How to Deploy Qwen3.5-35B-A3B with vLLM
Younes El Hjouji
Detailed Deployment Instructions
1. Environment Setup
# Create a working directory (choose your preferred location)
# Create virtual environment with Python 3.12
python3.12 -m venv venv
# Activate virtual environment
source venv/bin/activate
# Verify Python version (should be 3.12.x)
python --version
# Upgrade pip
pip install --upgrade pip
# Install vLLM nightly (REQUIRED — Qwen3.5 is not yet in stable vLLM)
# Option A: Using uv (faster)
pip install uv
uv pip install vllm --torch-backend=auto --extra-index-url https://wheels.vllm.ai/nightly
# Option B: Using pip directly
pip install vllm --extra-index-url https://wheels.vllm.ai/nightly
# Install video support
pip install 'vllm[video]'
2. Launch Deployment
# Make sure you're in your working directory and activate virtual environment
source venv/bin/activate
# Launch vLLM serve
vllm serve Qwen/Qwen3.5-35B-A3B \
--dtype bfloat16 \
--max-model-len 16384 \
--max-num-batched-tokens 16384 \
--gpu-memory-utilization 0.90 \
--port 8000
Note: First model download takes ~5-10 minutes. First inference request triggers CUDA graph compilation which takes ~4-5 minutes. Subsequent requests are fast (~0.1s for text).
3. Verification
3.1. Check server is running:
curl http://localhost:8000/v1/models
3.2. Test text inference:
curl http://localhost:8000/v1/completions \
-H "Content-Type: application/json" \
-d '{
"model": "Qwen/Qwen3.5-35B-A3B",
"prompt": "Hello, how are you?",
"max_tokens": 50
}'
3.3. Test video inference:
VIDEO_BASE64=$(base64 -w 0 /path/to/your/video.mp4)
time curl http://localhost:8000/v1/chat/completions \
-H "Content-Type: application/json" \
-d "{
\"model\": \"Qwen/Qwen3.5-35B-A3B\",
\"messages\": [{
\"role\": \"user\",
\"content\": [
{
\"type\": \"video_url\",
\"video_url\": {
\"url\": \"data:video/mp4;base64,\$VIDEO_BASE64\"
}
},
{
\"type\": \"text\",
\"text\": \"Describe the user actions in this video in a sequential list.\"
}
]
}],
\"max_tokens\": 1024
}"
Verified Results:
- Text inference: Working. Response in ~0.14s (warm).
- Video inference: Working. video.mp4 (6s clip) processed in ~9.7s, 1024 tokens generated.

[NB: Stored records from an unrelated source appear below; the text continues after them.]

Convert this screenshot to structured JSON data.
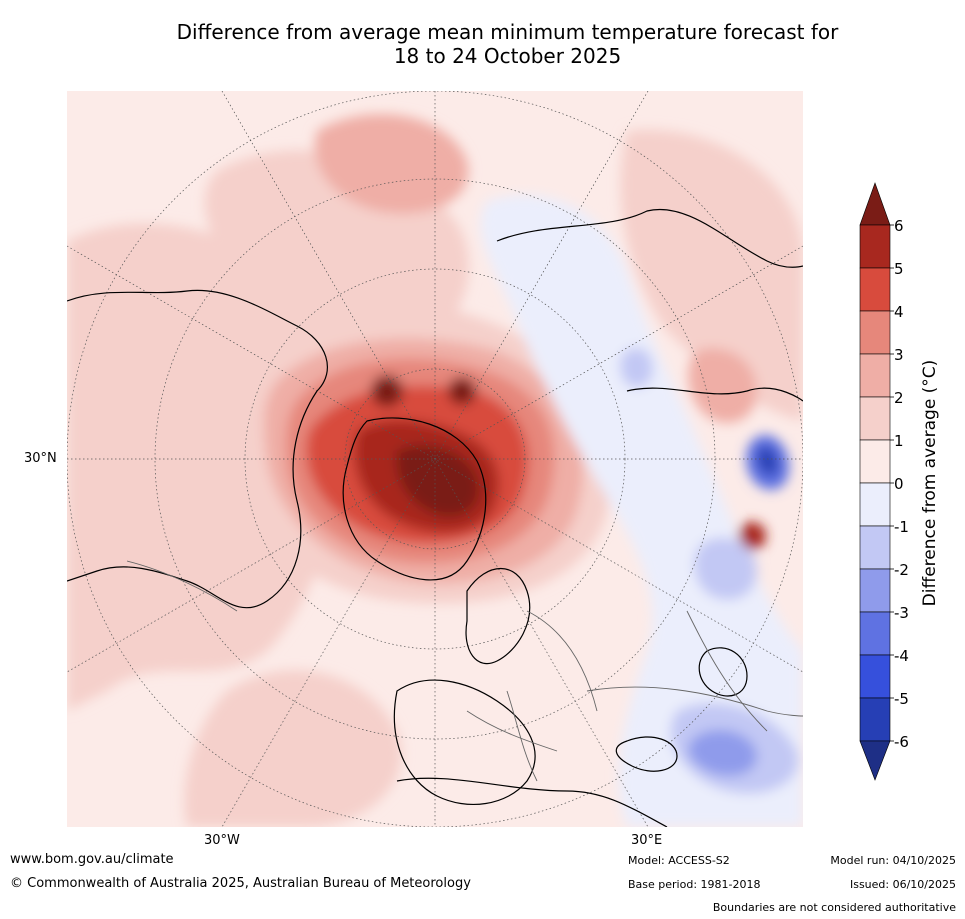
{
  "title_line1": "Difference from average mean minimum temperature forecast for",
  "title_line2": "18 to 24 October 2025",
  "map": {
    "lat_label": "30°N",
    "lon_labels": [
      "30°W",
      "30°E"
    ]
  },
  "legend": {
    "title": "Difference from average (°C)",
    "ticks": [
      "6",
      "5",
      "4",
      "3",
      "2",
      "1",
      "0",
      "-1",
      "-2",
      "-3",
      "-4",
      "-5",
      "-6"
    ],
    "warm_colors": [
      "#7a1c16",
      "#a8281f",
      "#d84b3d",
      "#e6877b",
      "#efaea6",
      "#f5d0cb",
      "#fcebe8"
    ],
    "cool_colors": [
      "#ebeefc",
      "#c2c8f4",
      "#8f9beb",
      "#5f72e2",
      "#3650dc",
      "#263fb5",
      "#1e2f86"
    ]
  },
  "footer": {
    "website": "www.bom.gov.au/climate",
    "copyright": "© Commonwealth of Australia 2025, Australian Bureau of Meteorology",
    "model": "Model: ACCESS-S2",
    "base_period": "Base period: 1981-2018",
    "model_run": "Model run: 04/10/2025",
    "issued": "Issued: 06/10/2025",
    "boundaries": "Boundaries are not considered authoritative"
  }
}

- Video output correctly identified soccer player (Wayne Rooney), actions (clapping, shouting), setting (green field), and temporal sequence.
4. Troubleshooting
Issue 1: First request takes several minutes
- Solution: This is expected. CUDA graph compilation happens on the first request. Subsequent requests are fast.
Issue 2: Requires vLLM nightly
- Solution: Qwen3.5 architecture (
qwen3_5_moe) is only supported in vLLM nightly builds. Install fromhttps://wheels.vllm.ai/nightly.
5. Notes
- This is a MoE model: 35B total parameters but only 3B active per token. Despite the large total parameter count, inference is efficient.
- GPU memory is high (~131GB) because all 256 expert weights must be loaded, even though only 8+1 are active per token.
- The model uses a novel hybrid attention mechanism (Gated DeltaNet + Gated Attention) which provides faster inference on long contexts compared to standard Transformer attention.
- The model naturally produces
<think>reasoning traces in completions. This is expected behavior. - Chunked prefill is automatically enabled with max_num_batched_tokens=16384.